Podejrzani Arabowie przyczyną ewakuacji
Groźnie wyglądająca teczka i "podejrzani
Arabowie" stali się powodem ewakuowania po południu
ekspresu Intercity kursującego między Berlinem i Stendal w
Saksonii-Anhalcie.
Jedna z pasażerek zaalarmowała dyrekcję Kolei Niemieckich, zwracając uwagę na bezpańską teczkę w wagonie bez przedziałów. Pani ta widziała jednocześnie "osoby wyglądające na Arabów". Dwugodzinna akcja policji została wstrzymana, kiedy zgłosił się właściciel teczki. Mężczyzna, który nie był wcale Arabem, trzymał w niej, jak poinformował rzecznik policji w Stendal, wyłącznie "przedmioty osobiste".
Teczka była "bezpańska", ponieważ właściciel udał się do toalety i nie od razu powrócił na zajmowane miejsce.

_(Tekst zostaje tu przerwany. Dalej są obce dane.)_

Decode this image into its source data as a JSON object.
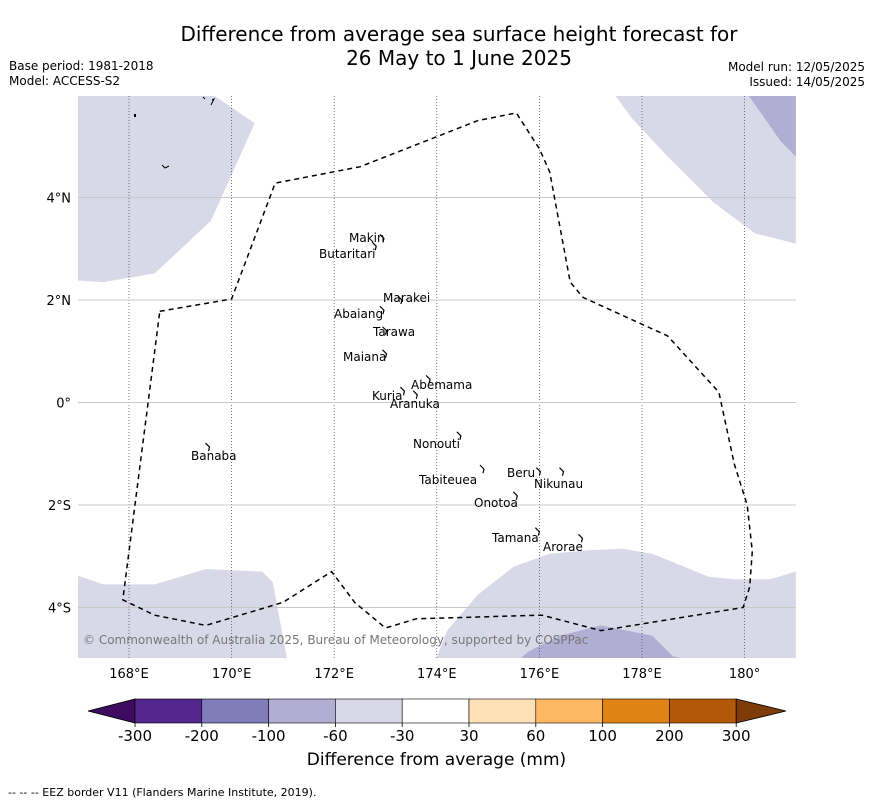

Ekspres został zatrzymany na trasie między Stendal i Rathenow (Brandenburgia), a następnie przeszukany m.in. z użyciem psa, szkolonego w tropieniu materiałów wybuchowych. Podróżni musieli opuścić pociąg i przesiąść się do innego ekspresu Intercity.
Zdaniem rzecznika policji, sobotni incydent można tłumaczyć tym, że po ostatnich eksplozjach w Hiszpanii podróżni są szczególnie "wyczuleni" na groźbę zamachów bombowych.